Albania Politics and Economy

(Republika and Shqipërisë). State of the Balkan Peninsula (28,748 km²). Capital: Tirana. Administrative division: districts (36). Population: 2,862,427 (2019 estimate). Language: Albanian. Religion: Muslims 84.4%, Orthodox 8.7%, Catholics 6.2%, others 0.7%. Monetary unit: lek (100 qindars). Human Development Index: 0.785 (68th place). Borders: Serbia and Montenegro (N and NE), Macedonia (E), Greece (S, SE), Adriatic Sea (W). Member of: CEFTA, Council of Europe, EBRD, NATO, OCI, UN, OSCE and WTO, OAS observer.

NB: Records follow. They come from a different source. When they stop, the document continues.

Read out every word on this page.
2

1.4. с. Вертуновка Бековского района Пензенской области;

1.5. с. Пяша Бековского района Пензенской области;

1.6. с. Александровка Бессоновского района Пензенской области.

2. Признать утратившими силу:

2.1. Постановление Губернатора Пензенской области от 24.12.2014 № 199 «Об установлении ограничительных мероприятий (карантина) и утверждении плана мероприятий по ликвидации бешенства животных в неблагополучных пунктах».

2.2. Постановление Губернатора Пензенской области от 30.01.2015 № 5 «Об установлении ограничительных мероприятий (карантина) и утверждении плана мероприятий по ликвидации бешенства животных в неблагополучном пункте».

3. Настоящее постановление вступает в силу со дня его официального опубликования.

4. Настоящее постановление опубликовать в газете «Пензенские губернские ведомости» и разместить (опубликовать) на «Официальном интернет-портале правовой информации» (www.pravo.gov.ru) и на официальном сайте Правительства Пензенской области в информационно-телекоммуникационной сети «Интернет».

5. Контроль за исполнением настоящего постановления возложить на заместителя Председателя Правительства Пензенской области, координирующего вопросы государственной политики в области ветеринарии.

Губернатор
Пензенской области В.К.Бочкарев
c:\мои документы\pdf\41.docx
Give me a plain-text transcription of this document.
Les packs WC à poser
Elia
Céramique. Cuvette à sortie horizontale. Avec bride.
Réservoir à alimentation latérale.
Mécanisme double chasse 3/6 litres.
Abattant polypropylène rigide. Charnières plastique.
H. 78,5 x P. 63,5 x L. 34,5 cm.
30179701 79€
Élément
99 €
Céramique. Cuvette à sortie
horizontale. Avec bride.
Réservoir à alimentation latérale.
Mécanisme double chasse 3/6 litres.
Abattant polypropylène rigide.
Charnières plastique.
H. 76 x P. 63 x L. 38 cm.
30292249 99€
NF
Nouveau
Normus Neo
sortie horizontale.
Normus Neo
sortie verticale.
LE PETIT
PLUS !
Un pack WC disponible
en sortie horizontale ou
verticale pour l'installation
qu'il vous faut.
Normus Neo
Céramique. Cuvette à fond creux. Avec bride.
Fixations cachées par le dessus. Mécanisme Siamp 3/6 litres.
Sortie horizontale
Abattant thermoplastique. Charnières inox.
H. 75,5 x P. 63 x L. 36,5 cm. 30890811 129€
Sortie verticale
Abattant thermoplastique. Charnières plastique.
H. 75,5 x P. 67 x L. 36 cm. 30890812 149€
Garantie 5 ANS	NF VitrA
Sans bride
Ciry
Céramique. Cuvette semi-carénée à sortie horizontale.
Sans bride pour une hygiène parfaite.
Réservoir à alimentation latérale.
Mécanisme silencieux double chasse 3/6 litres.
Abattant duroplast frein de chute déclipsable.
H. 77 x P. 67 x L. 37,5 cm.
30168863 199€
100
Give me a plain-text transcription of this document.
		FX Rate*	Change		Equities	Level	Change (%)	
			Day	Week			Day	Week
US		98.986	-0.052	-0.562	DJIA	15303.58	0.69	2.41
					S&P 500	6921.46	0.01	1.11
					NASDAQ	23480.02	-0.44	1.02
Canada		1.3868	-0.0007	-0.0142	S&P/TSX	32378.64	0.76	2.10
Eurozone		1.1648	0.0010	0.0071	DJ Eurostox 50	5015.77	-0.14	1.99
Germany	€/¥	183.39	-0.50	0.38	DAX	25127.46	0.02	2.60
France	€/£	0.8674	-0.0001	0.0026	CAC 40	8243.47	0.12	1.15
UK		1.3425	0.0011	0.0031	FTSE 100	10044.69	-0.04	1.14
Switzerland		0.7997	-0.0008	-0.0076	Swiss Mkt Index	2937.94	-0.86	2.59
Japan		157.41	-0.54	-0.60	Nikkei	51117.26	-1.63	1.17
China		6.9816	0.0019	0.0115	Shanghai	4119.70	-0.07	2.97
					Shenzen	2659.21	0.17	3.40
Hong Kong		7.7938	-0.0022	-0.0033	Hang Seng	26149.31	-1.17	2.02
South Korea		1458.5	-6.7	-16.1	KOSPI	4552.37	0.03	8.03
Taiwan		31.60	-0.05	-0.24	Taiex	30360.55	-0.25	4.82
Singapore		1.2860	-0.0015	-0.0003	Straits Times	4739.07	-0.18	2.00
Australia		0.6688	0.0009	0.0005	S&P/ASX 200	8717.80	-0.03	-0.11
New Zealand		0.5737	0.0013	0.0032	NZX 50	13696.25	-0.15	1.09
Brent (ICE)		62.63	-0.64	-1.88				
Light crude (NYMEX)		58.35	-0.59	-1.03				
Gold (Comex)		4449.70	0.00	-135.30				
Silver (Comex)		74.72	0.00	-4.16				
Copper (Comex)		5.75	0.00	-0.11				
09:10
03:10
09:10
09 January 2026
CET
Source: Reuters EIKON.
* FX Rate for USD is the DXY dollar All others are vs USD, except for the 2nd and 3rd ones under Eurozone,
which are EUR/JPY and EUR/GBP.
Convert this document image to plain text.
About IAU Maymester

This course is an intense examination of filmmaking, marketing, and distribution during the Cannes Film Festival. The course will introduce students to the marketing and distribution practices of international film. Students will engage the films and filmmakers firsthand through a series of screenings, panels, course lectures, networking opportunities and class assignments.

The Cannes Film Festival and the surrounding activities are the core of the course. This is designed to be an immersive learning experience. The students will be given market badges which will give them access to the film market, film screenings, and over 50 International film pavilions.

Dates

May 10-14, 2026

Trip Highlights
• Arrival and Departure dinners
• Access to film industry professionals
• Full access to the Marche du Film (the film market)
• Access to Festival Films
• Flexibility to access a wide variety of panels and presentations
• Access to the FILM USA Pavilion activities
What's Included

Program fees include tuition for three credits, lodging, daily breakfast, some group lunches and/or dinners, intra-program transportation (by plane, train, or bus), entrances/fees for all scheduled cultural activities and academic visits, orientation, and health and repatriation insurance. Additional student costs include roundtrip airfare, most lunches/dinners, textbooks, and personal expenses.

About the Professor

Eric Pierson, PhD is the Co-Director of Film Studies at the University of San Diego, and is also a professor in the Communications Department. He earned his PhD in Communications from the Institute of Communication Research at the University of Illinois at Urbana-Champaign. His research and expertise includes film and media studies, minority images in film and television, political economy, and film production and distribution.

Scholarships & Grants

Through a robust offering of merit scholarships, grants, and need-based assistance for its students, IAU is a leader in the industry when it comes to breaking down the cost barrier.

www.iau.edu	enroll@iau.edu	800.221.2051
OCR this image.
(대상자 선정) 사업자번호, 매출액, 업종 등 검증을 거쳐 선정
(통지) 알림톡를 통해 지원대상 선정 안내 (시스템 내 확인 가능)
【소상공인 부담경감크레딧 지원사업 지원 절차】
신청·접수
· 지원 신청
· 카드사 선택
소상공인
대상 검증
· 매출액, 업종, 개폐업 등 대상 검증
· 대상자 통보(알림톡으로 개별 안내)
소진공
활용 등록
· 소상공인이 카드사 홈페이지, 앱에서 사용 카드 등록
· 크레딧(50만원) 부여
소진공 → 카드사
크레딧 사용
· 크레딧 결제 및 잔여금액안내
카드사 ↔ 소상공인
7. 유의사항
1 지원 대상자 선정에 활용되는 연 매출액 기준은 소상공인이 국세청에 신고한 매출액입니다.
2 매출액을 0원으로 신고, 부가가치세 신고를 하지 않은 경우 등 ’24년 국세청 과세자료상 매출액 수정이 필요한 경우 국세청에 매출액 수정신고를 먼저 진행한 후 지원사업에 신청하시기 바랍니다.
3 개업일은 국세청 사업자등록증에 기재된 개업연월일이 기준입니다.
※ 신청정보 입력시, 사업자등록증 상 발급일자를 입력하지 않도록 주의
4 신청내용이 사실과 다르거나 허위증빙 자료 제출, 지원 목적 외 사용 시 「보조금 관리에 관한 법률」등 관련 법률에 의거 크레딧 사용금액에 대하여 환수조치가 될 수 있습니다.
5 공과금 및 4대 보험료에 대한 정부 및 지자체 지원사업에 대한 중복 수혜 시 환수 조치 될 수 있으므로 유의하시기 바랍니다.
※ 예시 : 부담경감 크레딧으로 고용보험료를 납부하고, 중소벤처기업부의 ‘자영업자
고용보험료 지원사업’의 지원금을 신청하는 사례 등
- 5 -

Parliamentary republic, established in 1991 in place of the Socialist People’s Republic of 1946. A country before then among the most impervious to relations with the West, as a country located in Europe according to, Albania too suffered the results of the collapse of European communism. The Communist Party in power, later called socialist, managed to win the first multi-party elections of 1991, but the following year had to yield to the overwhelming success of the Democratic Party. However, in the summer of 1997, after the victory in the political elections, the Socialists returned to power, gaining both the leadership of the executive and the presidency of the Republic. With the new Constitution, approved by popular referendum in 1998 which replaced that of 1991, the legislative activity is carried out by a Unicameral National Assembly elected every four years which has the power to appoint and dismiss the executive. The head of state is elected by the National Assembly every five years. Executive power is exercised by the Council of Ministers, chaired by the premier. The judiciary, as in most Western democracies, is independent of the executive. The death penalty was abolished in 1999. The limited territorial extension makes Albania a highly centralized state. The internal division, which has only administrative value, is made up of 36 districts, among which only eight in addition to that of the capital have a population exceeding 100,000 residents. The education system provides for a compulsory and free primary school from 7 to 15 years of age. In the field of education the country made great progress between 1945 – when the illiteracy rate was 80% – and 2005 when it is limited to about 14%. and affects only the age groups over 50 years. Secondary education is divided between vocational training and real high school. There is only one university, in Tirana, founded in 1957.

Albania Politics


However, the crisis of that year was not only of a financial nature, but also caused a drop in production itself, which occurred due to the withdrawal of investments from foreign countries and for the contraction of aid from international credit. At the end of the 1990s, however, production resumed and with it the privatizations of small and medium-sized public companies, 450 of which were sold to both local and foreign buyers. The construction sector, on the other hand, has experienced no crisis, which developed in response to the growing demand for urban housing; but this growth took place in a disorderly way and outside any urban planning set according to criteria of rationality, with a consequent accentuation of urban decay and lack of services. Industry today participates with just over 24.3% in the formation of GDP. The area of ​​greatest production concentration is the small conurbation comprising the two poles of Tirana and its port Durres. Due to the severe structural limitations of primary and secondary schools, today’s Albania is a highly outsourced country. This sector, however, does not act as a driving force for the rest of the economy as generally in the advanced West, but rather is made up of micro-entrepreneurship, most of the time “submerged” and therefore able to escape statistics, especially in sectors of food consumption and transport, as they are neglected by large distribution networks and major transport companies. Tourism, despite the availability of hundreds of kilometers of excellent coasts, lakes, of a slightly contaminated nature as well as an excellent historical, artistic and archaeological heritage, is not yet developed due to a lack of accommodation infrastructures suitable for the needs of international customers. Privatizations, cuts in services and a reduction in public employment have contributed to containing the deficit, giving private entrepreneurship the opportunity to enter sectors that in the 1990s were still the responsibility of the state. Not even banks and financial companies were immune to this easing of the public service sector, eliminated or privatized if they had a market value. Despite these radical transformations, the trade deficit is still massive given the need to import consumer goods, food and raw materials for energy production. Indeed, exports do not offset these imports, which are limited as they are to non-energy commodities such as leather goods and textiles for the garment industry.